In Bezug auf die Situation im Bund stellte Zangerl fest: „Die künftige Bundesregierung und das neue Parlament haben ein großes Bündel an Aufgaben zu bewältigen: Bei Pension, Krankenversicherung, Pflegegeld, Kindergeld muss endlich Sicherheit hergestellt werden. Es handelt sich hier um keine Almosen und Beihilfen, sondern das sind solidarische Beiträge, die wir alle erarbeitet haben. Wir bekennen uns zur sozialen Marktwirtschaft und zum solidarischen Versicherungsprinzip bei Karenz, Kindergeld, Pension, Mindestsicherung und Krankenversicherung. Es handelt sich um wichtige und jahrzehntelang bewährte soziale Netze, die die Menschen in unserem Land in Zeiten von Umbrüchen oder schwierigen Lebenslagen helfen. Unser Sozialsystem ist sicher, aber es muss dafür gesorgt werden, dass alle ihren gerechten Beitrag leisten. Die Arbeitnehmer leisten ihren Beitrag zum Funktionieren des Staates.“

Zur Aufgabe der Kammer stellte der AK Präsident fest: „Die Arbeiterkammer als größte Standes- und Interessenvertretung beschäftigt sich ausnahmslos mit dem Alltag der Arbeitnehmerinnen und Arbeitnehmer. Und zwar mit dem Alltag jener Menschen, die ihr Geld weder durch Spekulation noch durch hohe Erbschaften verdient haben oder die vermögend auf die Welt gekommen sind. Die AK kümmert sich um diejenigen hunderttausenden Tiroler Arbeitnehmerinnen und Arbeitnehmer, die jeden Tag hart für ihr Geld arbeiten müssen. Und unter eben dieser arbeitenden Bevölkerung ist die Stimmung nicht allzu gut. Das darf nicht verwundern, wenn das Leben immer teurer wird, die Realeinkommen bestenfalls stagnieren und manche Teile der Wirtschaft und Industrie die Beschäftigten als reinen Kostenfaktor sehen. Das muss ein Ende haben, denn ohne Arbeitnehmer funktioniert kein Unternehmen! Es braucht gerechte Löhne, bessere Arbeitsbedingungen und ein Miteinander auf Augenhöhe. Die Wertschätzung unserer Arbeitnehmer für die Allgemeinheit ist deshalb viel wichtiger, als die Wertschöpfung, von der nur wenige profitieren.“

Zangerl: „Es kann der Politik nicht egal sein, dass immer weniger Arbeitnehmer mit ihrem Einkommen ein Auskommen finden.
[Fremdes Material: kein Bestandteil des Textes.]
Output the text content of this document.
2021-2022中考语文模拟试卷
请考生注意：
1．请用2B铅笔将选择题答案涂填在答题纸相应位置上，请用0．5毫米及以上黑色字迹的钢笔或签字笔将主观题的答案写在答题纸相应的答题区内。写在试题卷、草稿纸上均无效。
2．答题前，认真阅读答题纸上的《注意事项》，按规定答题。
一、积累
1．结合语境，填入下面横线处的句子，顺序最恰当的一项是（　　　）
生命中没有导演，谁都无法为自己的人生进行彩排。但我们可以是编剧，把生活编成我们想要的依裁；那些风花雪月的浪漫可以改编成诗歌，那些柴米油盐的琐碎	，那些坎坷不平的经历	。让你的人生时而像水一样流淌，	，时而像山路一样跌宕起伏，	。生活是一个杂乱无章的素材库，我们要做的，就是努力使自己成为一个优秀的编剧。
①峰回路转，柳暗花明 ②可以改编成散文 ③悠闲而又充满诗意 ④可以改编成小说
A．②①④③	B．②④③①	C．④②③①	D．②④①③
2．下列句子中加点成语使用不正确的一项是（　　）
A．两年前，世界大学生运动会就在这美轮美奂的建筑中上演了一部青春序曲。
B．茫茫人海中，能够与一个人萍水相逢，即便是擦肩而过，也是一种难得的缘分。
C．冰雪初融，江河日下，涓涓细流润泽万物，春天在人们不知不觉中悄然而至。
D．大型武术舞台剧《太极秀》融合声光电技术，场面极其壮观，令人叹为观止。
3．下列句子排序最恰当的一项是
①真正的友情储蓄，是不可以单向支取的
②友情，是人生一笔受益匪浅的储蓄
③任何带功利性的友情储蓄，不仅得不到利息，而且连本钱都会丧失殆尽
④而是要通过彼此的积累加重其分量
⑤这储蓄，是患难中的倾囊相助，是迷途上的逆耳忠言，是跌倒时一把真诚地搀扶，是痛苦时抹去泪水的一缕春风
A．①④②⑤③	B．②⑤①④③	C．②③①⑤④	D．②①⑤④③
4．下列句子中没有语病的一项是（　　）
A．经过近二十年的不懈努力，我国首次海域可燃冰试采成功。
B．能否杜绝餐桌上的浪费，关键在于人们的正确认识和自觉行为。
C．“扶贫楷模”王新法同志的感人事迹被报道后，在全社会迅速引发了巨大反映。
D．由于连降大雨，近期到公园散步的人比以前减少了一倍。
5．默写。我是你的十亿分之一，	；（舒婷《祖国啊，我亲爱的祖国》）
Und das ist noch nicht einmal das ganze Problem, vor dem viele Menschen stehen. Es geht bei den Tiroler Familien aber auch immer mehr um die Frage: Hast du das Glück, in einer Gemeinnützigen oder in einer Wohnung unbefristet und mit einem moderaten Mietpreis zu leben, oder gehörst du zu jenen, die alle drei Jahre die Unterkunft wechseln müssen und der Spekulation des angeblich freien Wohnungsmarktes ausgesetzt sind.“ Das ist schreiendes soziales Unrecht, dem unzählige Arbeitnehmer-Familien im Großraum Innsbruck ausgesetzt sind. Die Politik schaut zu, wie beim Thema Wohnen die größten sozialen Unterschiede entstehen. Wenn dieses Problem nicht endlich angegangen wird, wird die Frage des Wohnens mittel- und langfristig zur Standortfrage in Tirol.“

„Die AK fordert seit langem, dass pro Jahr mindestens 1.000 bis 2.000 Wohnungen im gemeinnützigen Bereich zu bauen sind. Und zwar für Tirols Arbeitnehmer-Familien, die nicht mit dem silbernen Löffel im Mund auf die Welt gekommen sind“, sagte der AK Präsident.
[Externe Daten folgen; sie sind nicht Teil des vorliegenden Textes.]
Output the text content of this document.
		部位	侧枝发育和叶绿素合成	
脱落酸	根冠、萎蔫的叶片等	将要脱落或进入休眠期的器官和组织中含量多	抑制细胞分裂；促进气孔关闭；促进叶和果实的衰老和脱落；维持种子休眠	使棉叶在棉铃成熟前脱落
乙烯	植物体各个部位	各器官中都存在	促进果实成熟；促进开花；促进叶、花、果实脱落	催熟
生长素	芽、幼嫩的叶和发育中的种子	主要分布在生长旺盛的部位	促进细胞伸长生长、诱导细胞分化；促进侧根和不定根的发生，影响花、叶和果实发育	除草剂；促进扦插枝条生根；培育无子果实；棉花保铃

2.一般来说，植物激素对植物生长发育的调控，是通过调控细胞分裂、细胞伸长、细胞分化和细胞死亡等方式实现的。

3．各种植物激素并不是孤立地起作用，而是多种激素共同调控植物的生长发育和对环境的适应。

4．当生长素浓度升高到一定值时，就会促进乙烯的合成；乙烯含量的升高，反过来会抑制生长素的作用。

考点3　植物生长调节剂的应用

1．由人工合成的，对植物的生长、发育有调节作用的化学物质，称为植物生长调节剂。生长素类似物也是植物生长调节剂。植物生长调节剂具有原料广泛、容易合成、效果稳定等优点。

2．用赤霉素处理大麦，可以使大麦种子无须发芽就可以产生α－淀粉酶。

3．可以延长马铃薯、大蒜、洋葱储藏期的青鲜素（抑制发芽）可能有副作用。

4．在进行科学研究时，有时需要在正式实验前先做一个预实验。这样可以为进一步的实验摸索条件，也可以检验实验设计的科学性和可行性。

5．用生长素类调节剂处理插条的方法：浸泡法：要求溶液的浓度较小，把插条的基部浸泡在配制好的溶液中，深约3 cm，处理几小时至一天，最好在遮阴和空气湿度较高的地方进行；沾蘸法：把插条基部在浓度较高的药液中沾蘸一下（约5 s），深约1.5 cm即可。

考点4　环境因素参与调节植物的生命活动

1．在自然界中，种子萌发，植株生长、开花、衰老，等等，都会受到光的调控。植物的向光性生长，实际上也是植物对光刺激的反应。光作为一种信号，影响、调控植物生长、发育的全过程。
„Da nützen auch alle Kollektivvertragserhöhungen oder von AK und ÖGB initiierte Lohnsteuer-Senkungen oder die lang geforderte Abschaffung der kalten Progression nur wenig, wenn die Wohnkosten pro Jahr in Tirol um 10 Prozent und mehr steigen!
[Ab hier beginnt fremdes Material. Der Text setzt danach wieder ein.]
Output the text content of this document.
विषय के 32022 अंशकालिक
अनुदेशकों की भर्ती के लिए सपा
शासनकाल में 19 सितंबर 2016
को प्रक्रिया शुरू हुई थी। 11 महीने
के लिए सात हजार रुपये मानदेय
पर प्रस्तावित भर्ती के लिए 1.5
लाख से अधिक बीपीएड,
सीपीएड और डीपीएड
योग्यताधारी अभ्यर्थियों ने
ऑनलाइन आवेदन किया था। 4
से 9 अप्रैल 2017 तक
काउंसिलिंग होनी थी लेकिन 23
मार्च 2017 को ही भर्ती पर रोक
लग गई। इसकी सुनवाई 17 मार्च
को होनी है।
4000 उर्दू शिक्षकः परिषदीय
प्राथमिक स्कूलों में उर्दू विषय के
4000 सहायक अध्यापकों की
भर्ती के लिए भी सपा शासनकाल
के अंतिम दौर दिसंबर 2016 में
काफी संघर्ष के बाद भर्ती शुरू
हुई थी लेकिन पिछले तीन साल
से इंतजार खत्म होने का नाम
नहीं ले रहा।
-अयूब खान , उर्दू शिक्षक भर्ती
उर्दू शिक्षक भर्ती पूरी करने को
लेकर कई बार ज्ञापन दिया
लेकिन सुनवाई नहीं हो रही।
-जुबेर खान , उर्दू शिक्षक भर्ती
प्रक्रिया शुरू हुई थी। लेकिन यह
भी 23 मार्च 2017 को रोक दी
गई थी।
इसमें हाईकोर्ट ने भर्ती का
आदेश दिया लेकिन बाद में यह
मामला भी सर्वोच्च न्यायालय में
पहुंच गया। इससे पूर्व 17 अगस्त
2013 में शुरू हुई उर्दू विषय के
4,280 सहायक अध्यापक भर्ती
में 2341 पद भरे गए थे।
Es geht schon bald nicht mehr um die Höhe des Einkommens, sondern um das verfügbare Einkommen nach Abzug der Wohnkosten. Welche junge Familie kann sich noch eine Wohnung leisten, wenn nicht mindestens beide Vollzeit arbeiten und die Eltern oder Großeltern noch ordentlich finanziell mithelfen können? Wenn das Grundrecht auf Wohnen den Spekulanten und Investoren überlassen wird, droht die Gefahr, dass Arbeitnehmer in billigere Wohngegenden und Regionen abwandern. Der Fachkräftemangel wird so immer mehr zum hausgemachten Problem.“

„Sorgen machen sich die Beschäftigten auch über die Forderung nach Einführung eines generellen 12-Stunden-Arbeitstages. Eine derart schrankenlose Arbeitszeitflexibilisierung darf nicht zu einer weiteren psychischen und physischen Mehrbelastung oder zum Verlust von Überstundenzuschlägen führen. Die Arbeitnehmer beweisen täglich ihre Bereitschaft zur Flexibilität. Erstens gibt es bereits jetzt genügend Möglichkeiten der flexiblen Arbeitszeit und zweitens passen die gesellschaftlichen und familiären Rahmenbedingungen derzeit überhaupt nicht dafür“, so Zangerl.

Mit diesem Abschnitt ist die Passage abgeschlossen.